What Is the Fibonacci Sequence? Definition and Indexing

Quick answer

F(0)=0, F(1)=1, and F(n)=F(n-1)+F(n-2) for n≥2. Each new value is the sum of the two terms immediately before it.

Introduction

The Fibonacci sequence is an integer list that begins 0, 1, 1, 2, 3, 5, 8, 13, and continues without a fixed upper bound. Students meet it in algebra, computer science, and puzzle books because the rule is simple to state but rich in consequences.

Before you calculate a single value, you should know what the pattern means. A Fibonacci number is not just any number that appears in the list; it is the value at a specific index n when you follow the standard recurrence from agreed starting points.

When a problem asks for the 15th Fibonacci number, you must know whether the author counts from F(0) or from the first 1 in a list that omits zero. Our home calculator uses F(0)=0 and F(1)=1, which matches most programming libraries and the Fibonacci formula used in coursework.

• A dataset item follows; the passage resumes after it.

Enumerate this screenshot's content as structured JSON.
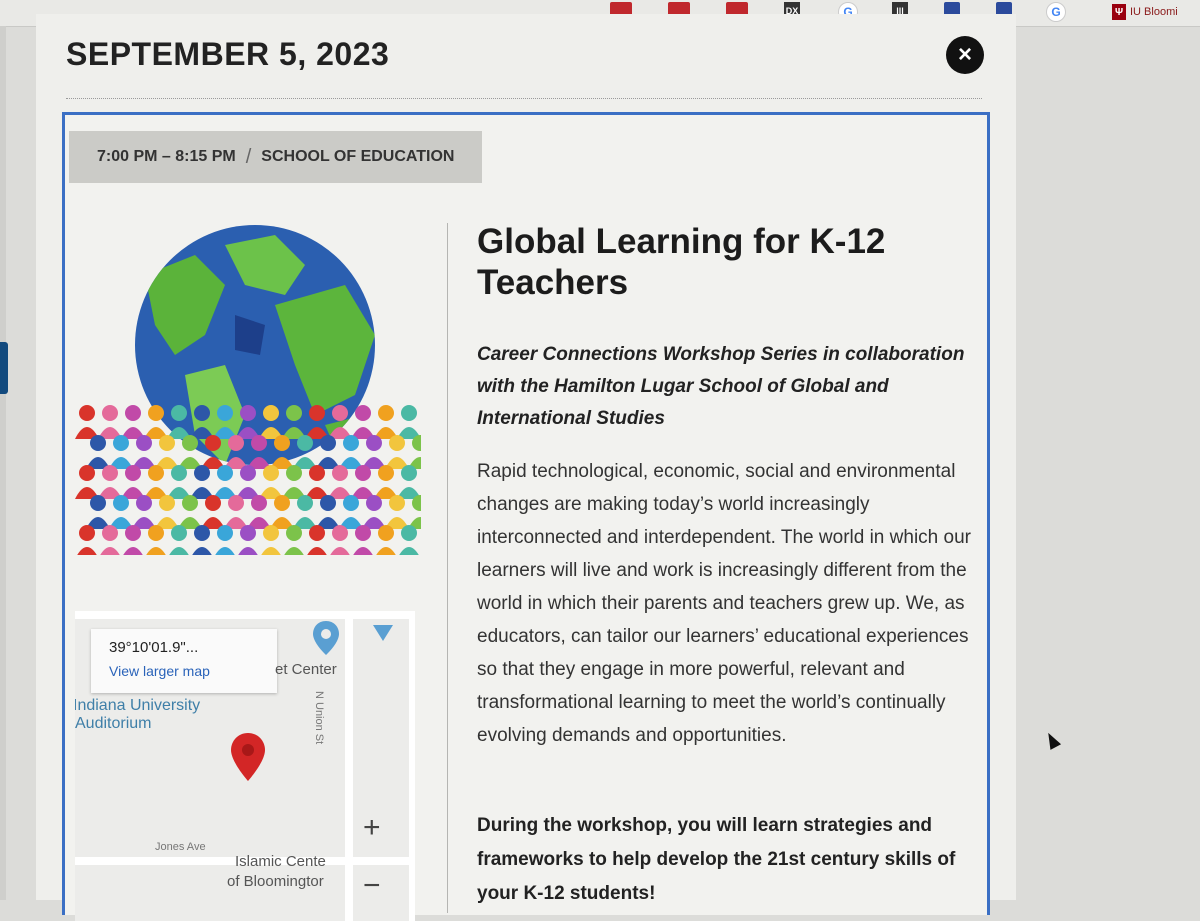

Real applications range from counting rabbit pairs in historical puzzles to modeling seed spirals in sunflowers. Traders also borrow ratios derived from the sequence, though that finance angle is separate from pure integer terms.

The sections below walk through definition, meaning, history, and applications so you can connect vocabulary to the tool on the home page.

Definition, meaning, and pattern

Formally, the Fibonacci sequence is defined by two base cases and a recurrence. For every integer n ≥ 2, the n-th Fibonacci number equals the sum of the two preceding Fibonacci numbers.

The Fibonacci number pattern is additive: each step only looks backward two positions. That local rule creates global growth that accelerates faster than a straight line but slower than pure exponentials with base 2.

Meaning in context matters. In combinatorics, F(n) can count ways to tile a board or paths in a grid. In nature, spirals often show Fibonacci-like counts because packing efficiency favors those arrangements.

If you want worked values next, the Fibonacci sequence examples article lists the first 10 and first 20 terms in tables you can compare with calculator output.

Starting values and generation rule

• F(0) = 0
• F(1) = 1
• F(n) = F(n - 1) + F(n - 2) for n ≥ 2

The generation rule is deterministic. Given F(0) and F(1), there is exactly one sequence that satisfies the recurrence.

Some textbooks present the list as 1, 1, 2, 3, 5 without mentioning F(0). That is still the same pattern after a shift in index, but it changes which n you plug into a calculator.

Write the first few terms whenever you learn a new definition. Seeing 0, 1, 1, 2, 3, 5 on paper prevents off-by-one errors later.

How to read and extend the list

1. Anchor the bases Write F(0)=0 and F(1)=1 at the left of your row.
2. Apply the recurrence For each new column, add the previous two entries. Say the values aloud: "sum of the last two."
3. Label the index Under each term, note n. The subscript is the index you would enter in the home tool.
4. Stop at your target When n equals the index requested in the problem, that column is F(n).
5. Verify electronically Enter the same n in the home calculator to confirm manual work.

Worked example: F(8)

Build the chain: F(0)=0, F(1)=1, F(2)=1, F(3)=2, F(4)=3, F(5)=5, F(6)=8, F(7)=13, F(8)=21.

The eighth index in this zero-based table is 21. If a word problem said "the ninth Fibonacci number" while counting 1, 1, 2 as the first three, translate the wording before you choose n.

Checking on the home page with n=8 should display 21 with comma formatting disabled for small values but active for larger results.